The petitioner’s appointed appellate counsel, who also represented him at trial, filed a timely notice of appeal on his behalf but then failed to respond timely to this court’s order directing the appellant either to pay the filing fee or to file a circuit court clerk’s determination of indi-gency status. As a result, the petitioner’s direct appeal, case number 4D09-4240, was dismissed. This alone constitutes ineffective assistance of appellate counsel. Spivey v. State, 827 So.2d 390 (Fla. 5th DCA 2002).
The petitioner then filed with the circuit court a pro se motion for the appointment of the public defender’s office as appellate counsel, attaching his completed application for criminal indigent status. The trial court adjudged him indigent for purposes of the appeal but again appointed the same attorney to represent him on appeal. These orders were filed within closed case number 4D09^240, but no one requested the reinstatement of the dismissed appeal. In response to petitioner’s bar complaint, the attorney indicated he would file a petition for belated appeal, but this court received no such petition.
In response to a pro se communication, this court’s clerk wrote the petitioner on September 15, 2010, to explain that this court had received the lower court’s order of insolvency, but the appeal remained dismissed because no motion to reinstate the appeal had been filed.
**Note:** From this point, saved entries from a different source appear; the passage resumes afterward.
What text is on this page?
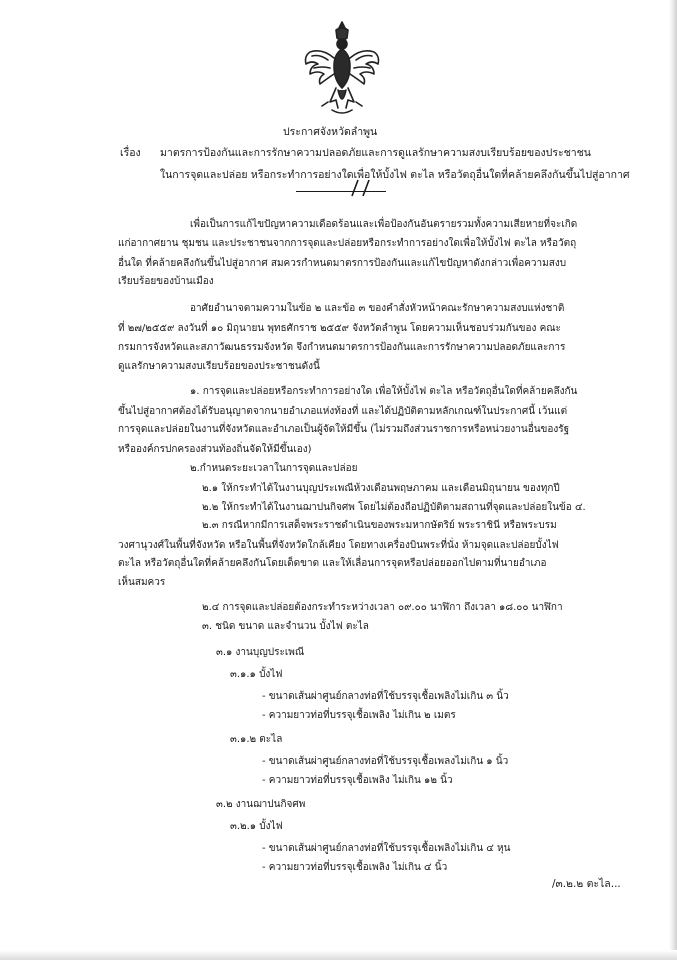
ประกาศจังหวัดลำพูน
เรื่อง มาตรการป้องกันและการรักษาความปลอดภัยและการดูแลรักษาความสงบเรียบร้อยของประชาชน
ในการจุดและปล่อย หรือกระทำการอย่างใดเพื่อให้บั้งไฟ ตะไล หรือวัตถุอื่นใดที่คล้ายคลึงกันขึ้นไปสู่อากาศ
เพื่อเป็นการแก้ไขปัญหาความเดือดร้อนและเพื่อป้องกันอันตรายรวมทั้งความเสียหายที่จะเกิด
แก่อากาศยาน ชุมชน และประชาชนจากการจุดและปล่อยหรือกระทำการอย่างใดเพื่อให้บั้งไฟ ตะไล หรือวัตถุ
อื่นใด ที่คล้ายคลึงกันขึ้นไปสู่อากาศ สมควรกำหนดมาตรการป้องกันและแก้ไขปัญหาดังกล่าวเพื่อความสงบ
เรียบร้อยของบ้านเมือง
อาศัยอำนาจตามความในข้อ ๒ และข้อ ๓ ของคำสั่งหัวหน้าคณะรักษาความสงบแห่งชาติ
ที่ ๒๗/๒๕๕๙ ลงวันที่ ๑๐ มิถุนายน พุทธศักราช ๒๕๕๙ จังหวัดลำพูน โดยความเห็นชอบร่วมกันของ คณะ
กรมการจังหวัดและสภาวัฒนธรรมจังหวัด จึงกำหนดมาตรการป้องกันและการรักษาความปลอดภัยและการ
ดูแลรักษาความสงบเรียบร้อยของประชาชนดังนี้
๑. การจุดและปล่อยหรือกระทำการอย่างใด เพื่อให้บั้งไฟ ตะไล หรือวัตถุอื่นใดที่คล้ายคลึงกัน
ขึ้นไปสู่อากาศต้องได้รับอนุญาตจากนายอำเภอแห่งท้องที่ และได้ปฏิบัติตามหลักเกณฑ์ในประกาศนี้ เว้นแต่
การจุดและปล่อยในงานที่จังหวัดและอำเภอเป็นผู้จัดให้มีขึ้น (ไม่รวมถึงส่วนราชการหรือหน่วยงานอื่นของรัฐ
หรือองค์กรปกครองส่วนท้องถิ่นจัดให้มีขึ้นเอง)
๒.กำหนดระยะเวลาในการจุดและปล่อย
๒.๑ ให้กระทำได้ในงานบุญประเพณีห้วงเดือนพฤษภาคม และเดือนมิถุนายน ของทุกปี
๒.๒ ให้กระทำได้ในงานฌาปนกิจศพ โดยไม่ต้องถือปฏิบัติตามสถานที่จุดและปล่อยในข้อ ๔.
๒.๓ กรณีหากมีการเสด็จพระราชดำเนินของพระมหากษัตริย์ พระราชินี หรือพระบรม
วงศานุวงศ์ในพื้นที่จังหวัด หรือในพื้นที่จังหวัดใกล้เคียง โดยทางเครื่องบินพระที่นั่ง ห้ามจุดและปล่อยบั้งไฟ
ตะไล หรือวัตถุอื่นใดที่คล้ายคลึงกันโดยเด็ดขาด และให้เลื่อนการจุดหรือปล่อยออกไปตามที่นายอำเภอ
เห็นสมควร
๒.๔ การจุดและปล่อยต้องกระทำระหว่างเวลา ๐๙.๐๐ นาฬิกา ถึงเวลา ๑๘.๐๐ นาฬิกา
๓. ชนิด ขนาด และจำนวน บั้งไฟ ตะไล
๓.๑ งานบุญประเพณี
๓.๑.๑ บั้งไฟ
- ขนาดเส้นผ่าศูนย์กลางท่อที่ใช้บรรจุเชื้อเพลิงไม่เกิน ๓ นิ้ว
- ความยาวท่อที่บรรจุเชื้อเพลิง ไม่เกิน ๒ เมตร
๓.๑.๒ ตะไล
- ขนาดเส้นผ่าศูนย์กลางท่อที่ใช้บรรจุเชื้อเพลงไม่เกิน ๑ นิ้ว
- ความยาวท่อที่บรรจุเชื้อเพลิง ไม่เกิน ๑๒ นิ้ว
๓.๒ งานฌาปนกิจศพ
๓.๒.๑ บั้งไฟ
- ขนาดเส้นผ่าศูนย์กลางท่อที่ใช้บรรจุเชื้อเพลิงไม่เกิน ๔ หุน
- ความยาวท่อที่บรรจุเชื้อเพลิง ไม่เกิน ๔ นิ้ว
/๓.๒.๒ ตะไล...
The September 15 communication to petitioner was served on appointed counsel, but he still filed no motion to reinstate.
The petitioner next filed with the circuit court a second motion to appoint conflict-free counsel, asking the trial court to appoint the public defender and representing that appointed counsel had informed the circuit court he was not doing the appeal. The petitioner served a copy of this motion on appointed counsel. The trial court denied the motion, reiterating that it had appointed the same attorney to represent the petitioner on appeal. It served a copy of the order on appointed counsel, but counsel filed nothing further with this court.
Consequently, we now grant the petitioner’s pro se petition for writ of habeas corpus alleging ineffective assistance of appellate counsel. We hereby reinstate the petitioner’s appeal in case number 4D09-4240.
The petitioner already having been certified indigent, we also relinquish jurisdiction to the trial court for thirty days to *849appoint new appellate counsel, either the public defender or another attorney, other than the attorney who previously was appointed.1 Thereafter, substitute appellate counsel is directed to ensure transmittal of the record on appeal to this court within thirty days after appointment and to file the initial brief in case number 4D09-4240 within thirty days thereafter.
Petition granted; direct appeal reinstated; jurisdiction relinquished.
WARNER, POLEN and LEVINE, JJ, concur.. The petitioner has requested that the trial court be directed to appoint only the Office of the Public Defender to represent him on appeal; however, especially in light of the fact that he was not represented at trial by the Public Defender for the Fifteenth Circuit, where he was tried, the trial court may have valid reasons for not appointing that office to represent him on appeal. At any rate, we leave the appointment to the trial court’s discretion, so long as it is not the same attorney who previously was appointed.